Follow the instructions of your teacher; however, in real practice, it doesn't matter if you choose H or C first. I look at oxygen last.
To balance the equation, you should start by looking at the element that appears only once on each side of the equation. In this case, that element is carbon.
The first step is to count the number of carbon atoms on each side of the equation. On the reactant side, there are 3 carbon atoms, while on the product side, there is only 1 carbon atom in carbon dioxide (CO2).
To balance the carbon, you need to make the number of carbon atoms the same on both sides of the equation. You can achieve this by placing a coefficient of 3 in front of CO2, which will give you:
C3H8 + __O2 -> 3CO2 + H2O
Now, the carbon is balanced with 3 carbon atoms on both sides of the equation.

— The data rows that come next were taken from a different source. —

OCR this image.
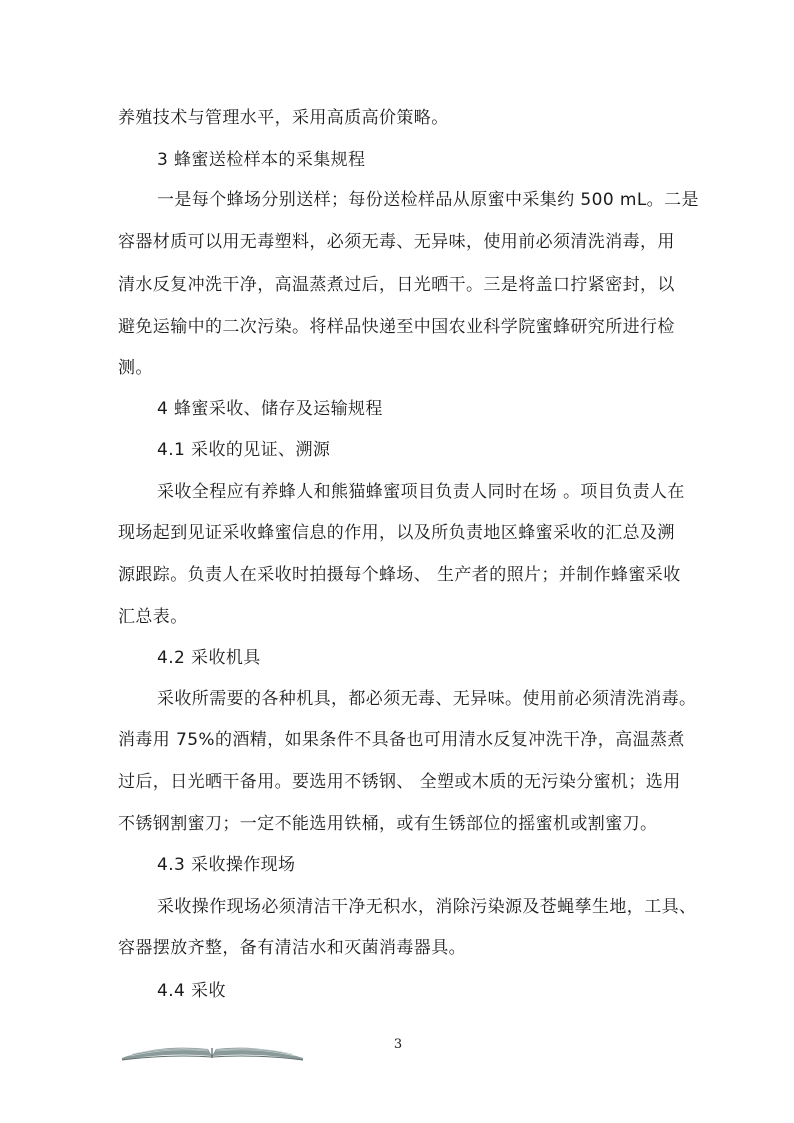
养殖技术与管理水平，采用高质高价策略。
3 蜂蜜送检样本的采集规程
一是每个蜂场分别送样；每份送检样品从原蜜中采集约 500 mL。二是
容器材质可以用无毒塑料，必须无毒、无异味，使用前必须清洗消毒，用
清水反复冲洗干净，高温蒸煮过后，日光晒干。三是将盖口拧紧密封，以
避免运输中的二次污染。将样品快递至中国农业科学院蜜蜂研究所进行检
测。
4 蜂蜜采收、储存及运输规程
4.1 采收的见证、溯源
采收全程应有养蜂人和熊猫蜂蜜项目负责人同时在场 。项目负责人在
现场起到见证采收蜂蜜信息的作用，以及所负责地区蜂蜜采收的汇总及溯
源跟踪。负责人在采收时拍摄每个蜂场、 生产者的照片；并制作蜂蜜采收
汇总表。
4.2 采收机具
采收所需要的各种机具，都必须无毒、无异味。使用前必须清洗消毒。
消毒用 75%的酒精，如果条件不具备也可用清水反复冲洗干净，高温蒸煮
过后，日光晒干备用。要选用不锈钢、 全塑或木质的无污染分蜜机；选用
不锈钢割蜜刀；一定不能选用铁桶，或有生锈部位的摇蜜机或割蜜刀。
4.3 采收操作现场
采收操作现场必须清洁干净无积水，消除污染源及苍蝇孳生地，工具、
容器摆放齐整，备有清洁水和灭菌消毒器具。
4.4 采收
3
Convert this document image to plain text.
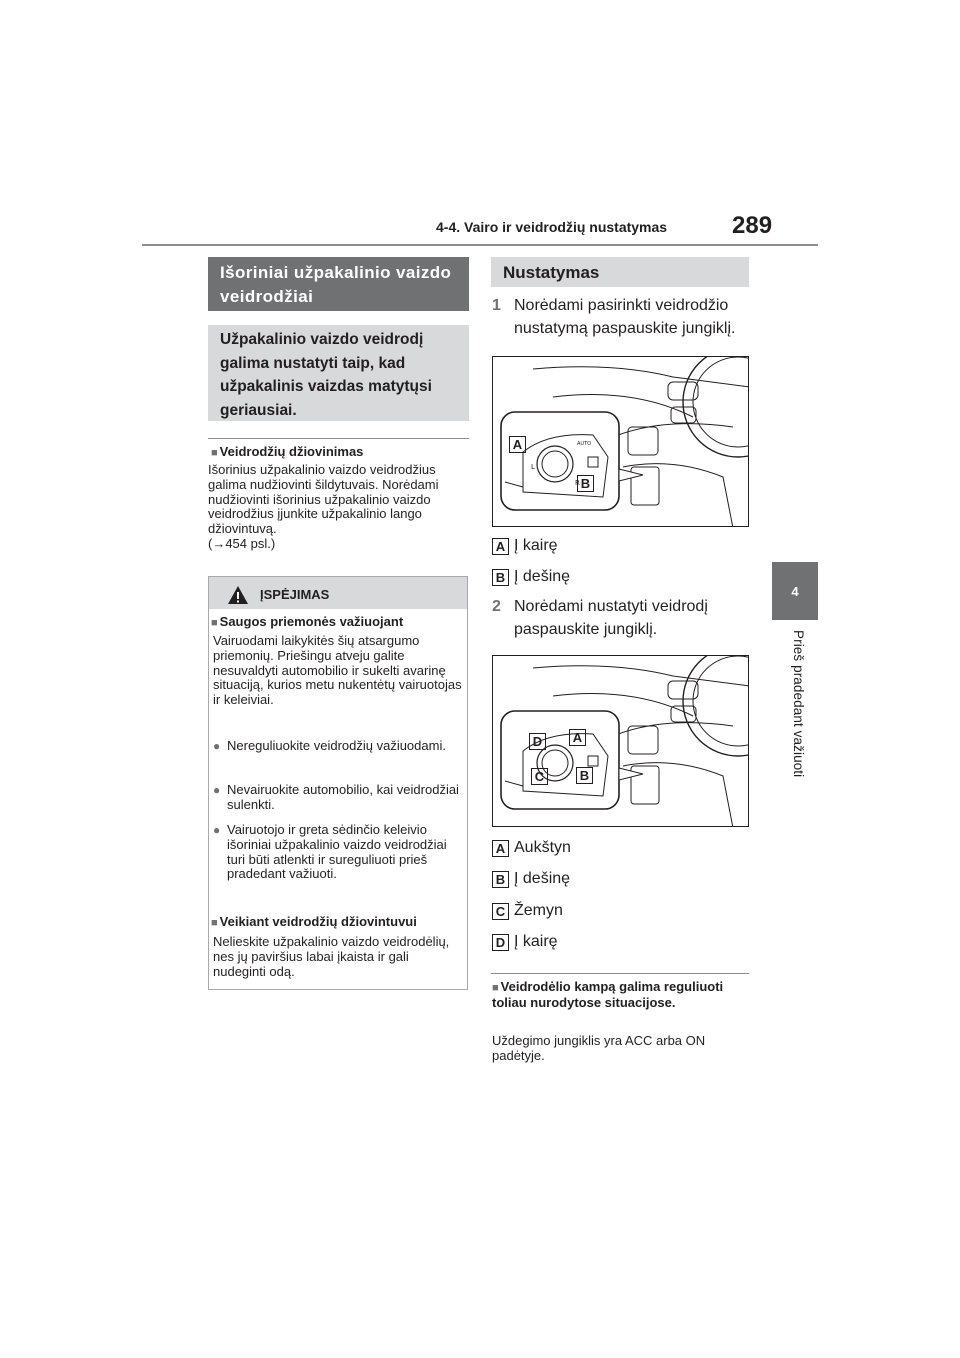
4-4. Vairo ir veidrodžių nustatymas	289
4
Prieš pradedant važiuoti
Išoriniai užpakalinio vaizdo veidrodžiai
Užpakalinio vaizdo veidrodį galima nustatyti taip, kad užpakalinis vaizdas matytųsi geriausiai.
■ Veidrodžių džiovinimas
Išorinius užpakalinio vaizdo veidrodžius galima nudžiovinti šildytuvais. Norėdami nudžiovinti išorinius užpakalinio vaizdo veidrodžius įjunkite užpakalinio lango džiovintuvą.
(→454 psl.)
ĮSPĖJIMAS
■ Saugos priemonės važiuojant
Vairuodami laikykitės šių atsargumo priemonių. Priešingu atveju galite nesuvaldyti automobilio ir sukelti avarinę situaciją, kurios metu nukentėtų vairuotojas ir keleiviai.
● Nereguliuokite veidrodžių važiuodami.
● Nevairuokite automobilio, kai veidrodžiai sulenkti.
● Vairuotojo ir greta sėdinčio keleivio išoriniai užpakalinio vaizdo veidrodžiai turi būti atlenkti ir sureguliuoti prieš pradedant važiuoti.
■ Veikiant veidrodžių džiovintuvui
Nelieskite užpakalinio vaizdo veidrodėlių, nes jų paviršius labai įkaista ir gali nudeginti odą.
Nustatymas
1 Norėdami pasirinkti veidrodžio nustatymą paspauskite jungiklį.
L
R
AUTO
A
B
A Į kairę
B Į dešinę
2 Norėdami nustatyti veidrodį paspauskite jungiklį.
D A
C	B
A Aukštyn
B Į dešinę
C Žemyn
D Į kairę
■ Veidrodėlio kampą galima reguliuoti toliau nurodytose situacijose.
Uždegimo jungiklis yra ACC arba ON padėtyje.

The next step is to balance the hydrogen atoms. On the reactant side, there are 8 hydrogen atoms, while on the product side, there are only 2 hydrogen atoms in water (H2O).
To balance the hydrogen, you need to place a coefficient of 4 in front of H2O, which will give you:
C3H8 + __O2 -> 3CO2 + 4H2O
Now, the number of hydrogen atoms is balanced with 8 hydrogen atoms on both sides of the equation.
Finally, you can balance the remaining oxygen atoms. On the reactant side, we have 2 oxygen atoms in each oxygen molecule (O2), so the total number of oxygen atoms is 2 times the coefficient for O2. On the product side, we have 6 oxygen atoms in 3CO2 and 4 oxygen atoms in 4H2O, giving a total of 10 oxygen atoms.
To balance the oxygen, you need to place a coefficient of 5 in front of O2, which will give you:
C3H8 + 5O2 -> 3CO2 + 4H2O
Now, the equation is balanced with 3 carbon atoms, 8 hydrogen atoms, and 10 oxygen atoms on both sides of the equation.